The quote of the week this week comes from Jim Hoagland of the Washington Post:
President Bashar al-Assad’s promise to dismantle his regime’s chemical arsenal inflicts greater strategic damage on Syria’s rebel forces than those weapons could ever achieve on the battlefield. He has drawn the world’s attention — and the hopes of increased U.S. support — away from the opposition’s grim struggle to liberate their Arab nation.
He has, in fact, made himself indispensable to the West, which now can’t afford to be seen sabotaging him.
From Israel’s point of view, this is good and bad. The good news is that the main purpose of those chemical weapons has always been to deter or someday attack Israel. If they can really be taken away from him — and that is a very big ‘if’ (see also here) — the balance of power between Israel and Syria will change in Israel’s favor.

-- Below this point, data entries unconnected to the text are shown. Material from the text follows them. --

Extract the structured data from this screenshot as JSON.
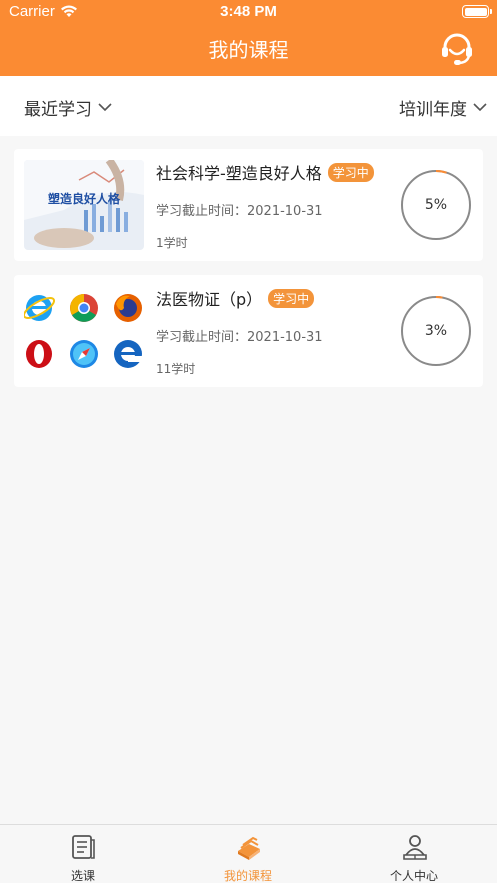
{
  "status_bar": {
    "carrier": "Carrier",
    "time": "3:48 PM"
  },
  "header": {
    "title": "我的课程",
    "service_icon": "customer-service-headset-icon"
  },
  "filters": {
    "left": "最近学习",
    "right": "培训年度"
  },
  "colors": {
    "brand": "#fb8b33",
    "badge": "#f3943a",
    "progress_track": "#8a8a8a"
  },
  "courses": [
    {
      "thumb_text": "塑造良好人格",
      "title": "社会科学-塑造良好人格",
      "badge": "学习中",
      "deadline": "学习截止时间：2021-10-31",
      "hours": "1学时",
      "progress_label": "5%",
      "progress": 0.05
    },
    {
      "thumb_icons": [
        "ie-icon",
        "chrome-icon",
        "firefox-icon",
        "opera-icon",
        "safari-icon",
        "edge-icon"
      ],
      "title": "法医物证（p）",
      "badge": "学习中",
      "deadline": "学习截止时间：2021-10-31",
      "hours": "11学时",
      "progress_label": "3%",
      "progress": 0.03
    }
  ],
  "tabbar": {
    "items": [
      {
        "label": "选课"
      },
      {
        "label": "我的课程",
        "active": true
      },
      {
        "label": "个人中心"
      }
    ]
  }
}
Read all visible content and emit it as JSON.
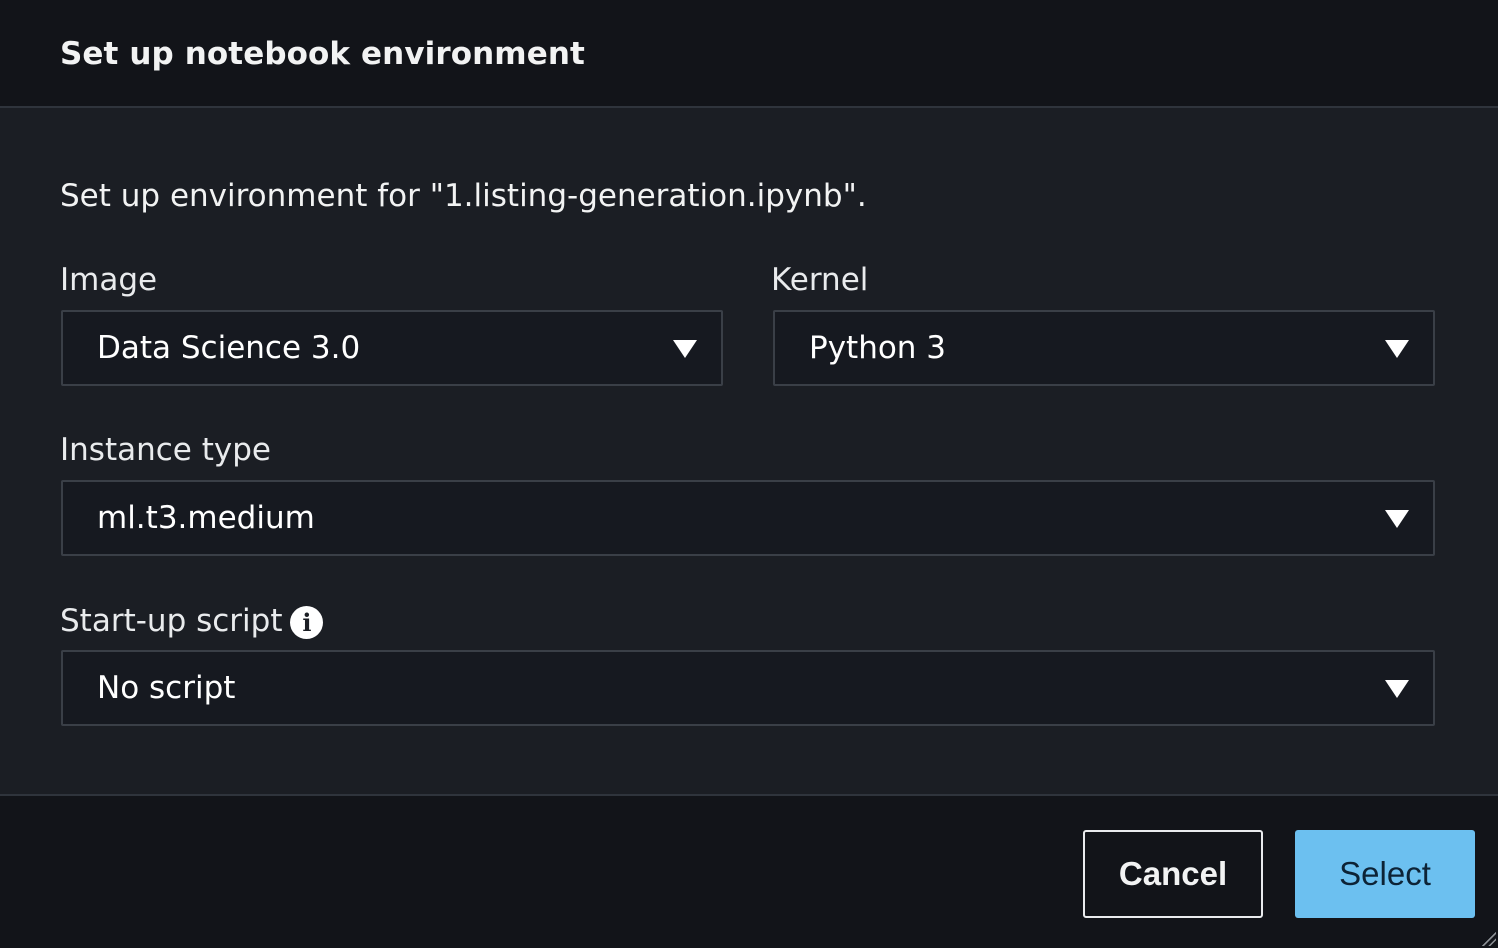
{
  "dialog": {
    "title": "Set up notebook environment",
    "description": "Set up environment for \"1.listing-generation.ipynb\"."
  },
  "fields": {
    "image": {
      "label": "Image",
      "value": "Data Science 3.0"
    },
    "kernel": {
      "label": "Kernel",
      "value": "Python 3"
    },
    "instance_type": {
      "label": "Instance type",
      "value": "ml.t3.medium"
    },
    "startup_script": {
      "label": "Start-up script",
      "value": "No script",
      "info_icon": "info-icon"
    }
  },
  "footer": {
    "cancel_label": "Cancel",
    "select_label": "Select"
  },
  "colors": {
    "background": "#1b1e24",
    "header_footer": "#121419",
    "primary_button": "#6cc0f0"
  }
}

In addition, Assad has always been a secular, rational actor who can be deterred, and whose ideology is primarily about staying in power. Rebel forces overwhelmingly are radical Islamists with irrational motives who may not be averse to suffering large casualties in order to achieve ideological/religious goals, including attacking Israel.

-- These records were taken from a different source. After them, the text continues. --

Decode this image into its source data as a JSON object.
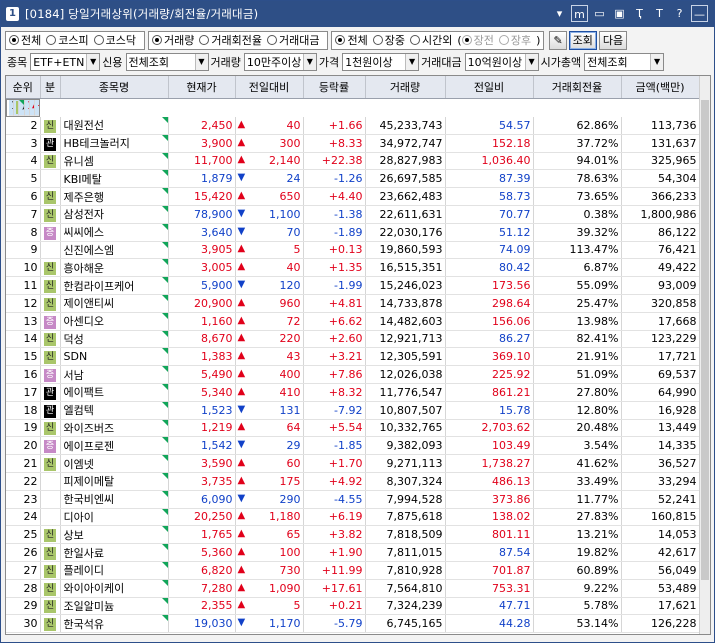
{
  "titlebar": {
    "num": "1",
    "title": "[0184] 당일거래상위(거래량/회전율/거래대금)",
    "icons": [
      "down-triangle-icon",
      "m-box-icon",
      "restore-icon",
      "window-icon",
      "pin-icon",
      "font-icon",
      "help-icon",
      "close-icon"
    ],
    "glyphs": [
      "▾",
      "m",
      "▭",
      "▣",
      "Ҭ",
      "T",
      "?",
      "—"
    ]
  },
  "filter1": {
    "market": [
      "전체",
      "코스피",
      "코스닥"
    ],
    "sort": [
      "거래량",
      "거래회전율",
      "거래대금"
    ],
    "session": [
      "전체",
      "장중",
      "시간외"
    ],
    "session_sub": [
      "장전",
      "장후"
    ],
    "pen_icon": "✎",
    "search": "조회",
    "next": "다음"
  },
  "filter2": {
    "stock_label": "종목",
    "stock_val": "ETF+ETN 제",
    "credit_label": "신용",
    "credit_val": "전체조회",
    "volume_label": "거래량",
    "volume_val": "10만주이상",
    "price_label": "가격",
    "price_val": "1천원이상",
    "amount_label": "거래대금",
    "amount_val": "10억원이상",
    "cap_label": "시가총액",
    "cap_val": "전체조회"
  },
  "columns": [
    "순위",
    "분",
    "종목명",
    "현재가",
    "전일대비",
    "등락률",
    "거래량",
    "전일비",
    "거래회전율",
    "금액(백만)"
  ],
  "colors": {
    "up": "#e1001a",
    "down": "#1141c8",
    "accent": "#2e4f86"
  },
  "rows": [
    {
      "rank": "1",
      "badge": "신",
      "name": "씨엔알리서치",
      "price": "1,758",
      "dir": "up",
      "chg": "304",
      "rate": "+20.91",
      "vol": "52,229,089",
      "prev": "5,640.28",
      "turn": "95.10%",
      "amt": "91,147"
    },
    {
      "rank": "2",
      "badge": "신",
      "name": "대원전선",
      "price": "2,450",
      "dir": "up",
      "chg": "40",
      "rate": "+1.66",
      "vol": "45,233,743",
      "prev": "54.57",
      "turn": "62.86%",
      "amt": "113,736"
    },
    {
      "rank": "3",
      "badge": "관",
      "name": "HB테크놀러지",
      "price": "3,900",
      "dir": "up",
      "chg": "300",
      "rate": "+8.33",
      "vol": "34,972,747",
      "prev": "152.18",
      "turn": "37.72%",
      "amt": "131,637"
    },
    {
      "rank": "4",
      "badge": "신",
      "name": "유니셈",
      "price": "11,700",
      "dir": "up",
      "chg": "2,140",
      "rate": "+22.38",
      "vol": "28,827,983",
      "prev": "1,036.40",
      "turn": "94.01%",
      "amt": "325,965"
    },
    {
      "rank": "5",
      "badge": "",
      "name": "KBI메탈",
      "price": "1,879",
      "dir": "down",
      "chg": "24",
      "rate": "-1.26",
      "vol": "26,697,585",
      "prev": "87.39",
      "turn": "78.63%",
      "amt": "54,304"
    },
    {
      "rank": "6",
      "badge": "신",
      "name": "제주은행",
      "price": "15,420",
      "dir": "up",
      "chg": "650",
      "rate": "+4.40",
      "vol": "23,662,483",
      "prev": "58.73",
      "turn": "73.65%",
      "amt": "366,233"
    },
    {
      "rank": "7",
      "badge": "신",
      "name": "삼성전자",
      "price": "78,900",
      "dir": "down",
      "chg": "1,100",
      "rate": "-1.38",
      "vol": "22,611,631",
      "prev": "70.77",
      "turn": "0.38%",
      "amt": "1,800,986"
    },
    {
      "rank": "8",
      "badge": "증",
      "name": "씨씨에스",
      "price": "3,640",
      "dir": "down",
      "chg": "70",
      "rate": "-1.89",
      "vol": "22,030,176",
      "prev": "51.12",
      "turn": "39.32%",
      "amt": "86,122"
    },
    {
      "rank": "9",
      "badge": "",
      "name": "신진에스엠",
      "price": "3,905",
      "dir": "up",
      "chg": "5",
      "rate": "+0.13",
      "vol": "19,860,593",
      "prev": "74.09",
      "turn": "113.47%",
      "amt": "76,421"
    },
    {
      "rank": "10",
      "badge": "신",
      "name": "흥아해운",
      "price": "3,005",
      "dir": "up",
      "chg": "40",
      "rate": "+1.35",
      "vol": "16,515,351",
      "prev": "80.42",
      "turn": "6.87%",
      "amt": "49,422"
    },
    {
      "rank": "11",
      "badge": "신",
      "name": "한컴라이프케어",
      "price": "5,900",
      "dir": "down",
      "chg": "120",
      "rate": "-1.99",
      "vol": "15,246,023",
      "prev": "173.56",
      "turn": "55.09%",
      "amt": "93,009"
    },
    {
      "rank": "12",
      "badge": "신",
      "name": "제이앤티씨",
      "price": "20,900",
      "dir": "up",
      "chg": "960",
      "rate": "+4.81",
      "vol": "14,733,878",
      "prev": "298.64",
      "turn": "25.47%",
      "amt": "320,858"
    },
    {
      "rank": "13",
      "badge": "증",
      "name": "아센디오",
      "price": "1,160",
      "dir": "up",
      "chg": "72",
      "rate": "+6.62",
      "vol": "14,482,603",
      "prev": "156.06",
      "turn": "13.98%",
      "amt": "17,668"
    },
    {
      "rank": "14",
      "badge": "신",
      "name": "덕성",
      "price": "8,670",
      "dir": "up",
      "chg": "220",
      "rate": "+2.60",
      "vol": "12,921,713",
      "prev": "86.27",
      "turn": "82.41%",
      "amt": "123,229"
    },
    {
      "rank": "15",
      "badge": "신",
      "name": "SDN",
      "price": "1,383",
      "dir": "up",
      "chg": "43",
      "rate": "+3.21",
      "vol": "12,305,591",
      "prev": "369.10",
      "turn": "21.91%",
      "amt": "17,721"
    },
    {
      "rank": "16",
      "badge": "증",
      "name": "서남",
      "price": "5,490",
      "dir": "up",
      "chg": "400",
      "rate": "+7.86",
      "vol": "12,026,038",
      "prev": "225.92",
      "turn": "51.09%",
      "amt": "69,537"
    },
    {
      "rank": "17",
      "badge": "관",
      "name": "에이팩트",
      "price": "5,340",
      "dir": "up",
      "chg": "410",
      "rate": "+8.32",
      "vol": "11,776,547",
      "prev": "861.21",
      "turn": "27.80%",
      "amt": "64,990"
    },
    {
      "rank": "18",
      "badge": "관",
      "name": "엘컴텍",
      "price": "1,523",
      "dir": "down",
      "chg": "131",
      "rate": "-7.92",
      "vol": "10,807,507",
      "prev": "15.78",
      "turn": "12.80%",
      "amt": "16,928"
    },
    {
      "rank": "19",
      "badge": "신",
      "name": "와이즈버즈",
      "price": "1,219",
      "dir": "up",
      "chg": "64",
      "rate": "+5.54",
      "vol": "10,332,765",
      "prev": "2,703.62",
      "turn": "20.48%",
      "amt": "13,449"
    },
    {
      "rank": "20",
      "badge": "증",
      "name": "에이프로젠",
      "price": "1,542",
      "dir": "down",
      "chg": "29",
      "rate": "-1.85",
      "vol": "9,382,093",
      "prev": "103.49",
      "turn": "3.54%",
      "amt": "14,335"
    },
    {
      "rank": "21",
      "badge": "신",
      "name": "이엠넷",
      "price": "3,590",
      "dir": "up",
      "chg": "60",
      "rate": "+1.70",
      "vol": "9,271,113",
      "prev": "1,738.27",
      "turn": "41.62%",
      "amt": "36,527"
    },
    {
      "rank": "22",
      "badge": "",
      "name": "피제이메탈",
      "price": "3,735",
      "dir": "up",
      "chg": "175",
      "rate": "+4.92",
      "vol": "8,307,324",
      "prev": "486.13",
      "turn": "33.49%",
      "amt": "33,294"
    },
    {
      "rank": "23",
      "badge": "",
      "name": "한국비엔씨",
      "price": "6,090",
      "dir": "down",
      "chg": "290",
      "rate": "-4.55",
      "vol": "7,994,528",
      "prev": "373.86",
      "turn": "11.77%",
      "amt": "52,241"
    },
    {
      "rank": "24",
      "badge": "",
      "name": "디아이",
      "price": "20,250",
      "dir": "up",
      "chg": "1,180",
      "rate": "+6.19",
      "vol": "7,875,618",
      "prev": "138.02",
      "turn": "27.83%",
      "amt": "160,815"
    },
    {
      "rank": "25",
      "badge": "신",
      "name": "상보",
      "price": "1,765",
      "dir": "up",
      "chg": "65",
      "rate": "+3.82",
      "vol": "7,818,509",
      "prev": "801.11",
      "turn": "13.21%",
      "amt": "14,053"
    },
    {
      "rank": "26",
      "badge": "신",
      "name": "한일사료",
      "price": "5,360",
      "dir": "up",
      "chg": "100",
      "rate": "+1.90",
      "vol": "7,811,015",
      "prev": "87.54",
      "turn": "19.82%",
      "amt": "42,617"
    },
    {
      "rank": "27",
      "badge": "신",
      "name": "플레이디",
      "price": "6,820",
      "dir": "up",
      "chg": "730",
      "rate": "+11.99",
      "vol": "7,810,928",
      "prev": "701.87",
      "turn": "60.89%",
      "amt": "56,049"
    },
    {
      "rank": "28",
      "badge": "신",
      "name": "와이아이케이",
      "price": "7,280",
      "dir": "up",
      "chg": "1,090",
      "rate": "+17.61",
      "vol": "7,564,810",
      "prev": "753.31",
      "turn": "9.22%",
      "amt": "53,489"
    },
    {
      "rank": "29",
      "badge": "신",
      "name": "조일알미늄",
      "price": "2,355",
      "dir": "up",
      "chg": "5",
      "rate": "+0.21",
      "vol": "7,324,239",
      "prev": "47.71",
      "turn": "5.78%",
      "amt": "17,621"
    },
    {
      "rank": "30",
      "badge": "신",
      "name": "한국석유",
      "price": "19,030",
      "dir": "down",
      "chg": "1,170",
      "rate": "-5.79",
      "vol": "6,745,165",
      "prev": "44.28",
      "turn": "53.14%",
      "amt": "126,228"
    }
  ]
}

The bad news is that Assad’s Syria is a pipeline of all kinds of support from Iran to Hizballah, the point of Iran’s spear against Israel, a a critical part of Iran’s plans.

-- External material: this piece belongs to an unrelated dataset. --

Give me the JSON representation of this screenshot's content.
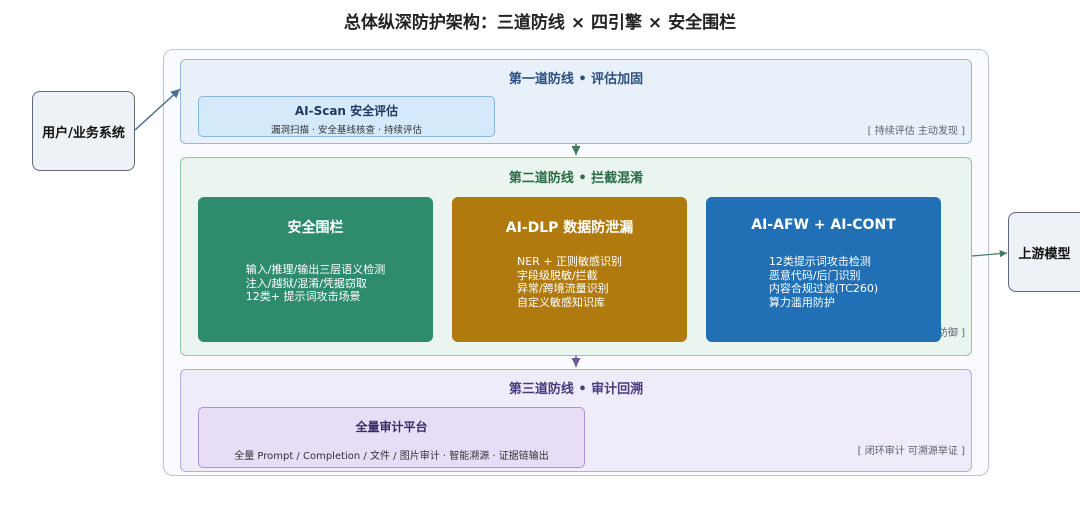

This is because Iran could not use its bomb against Israel and survive. One well-regarded analyst wrote in 2007 that a nuclear exchange between Israel and Iran could result in 16 – 28 million Iranian dead. How much more practical for Iran to build up Hamas and Hizballah under its nuclear umbrella, and then try to break Israel by means of conventional rockets and terrorism?
It seems to me that the best strategy for Israel toward Syria is to try to reduce Assad’s strategic capabilities as much as possible, while keeping him in power. Getting rid of his chemical weapons falls in this category.
But the head of the snake is in Iran. Israel needs to prepare for war with Hizballah and an attack on Iranian nuclear facilities. While it is probably too late to wipe out Iran’s program, it can still be set back enough to allow breathing room to deal with Hizballah and Hamas.
US policy, although not consistent or effective, presents obstacles. The Obama Administration seems to be tilting towards the Sunni Islamists of the Muslim Brotherhood and Turkey’s AKP, and against the military regime of Egypt, Saudi Arabia and Israel, all of which fear a nuclear Iran.
It seems to believe that the historic (since 1979) enmity of Iran toward the US can be defused. Iran, for its part, is running a “good cop, bad cop” routine, with Rouhani playing the white-turban role. It seems to be working.
As I wrote two weeks ago, the US seems to believe that an Iranian bomb is inevitable, and it has stopped and continues to constrain Israel from taking unilateral action. Israel’s biggest challenge now is to get free enough from American control so that it can take the necessary steps to ensure its survival.
The administration seems to feel that Islamism is the Next Big Thing in the Middle East, and is positioning itself to align with the Sunni and Shiite versions of it.
Of course this is diametrically opposed to the Enlightenment values on which the USA was founded, but that must be what Obama means by “change.”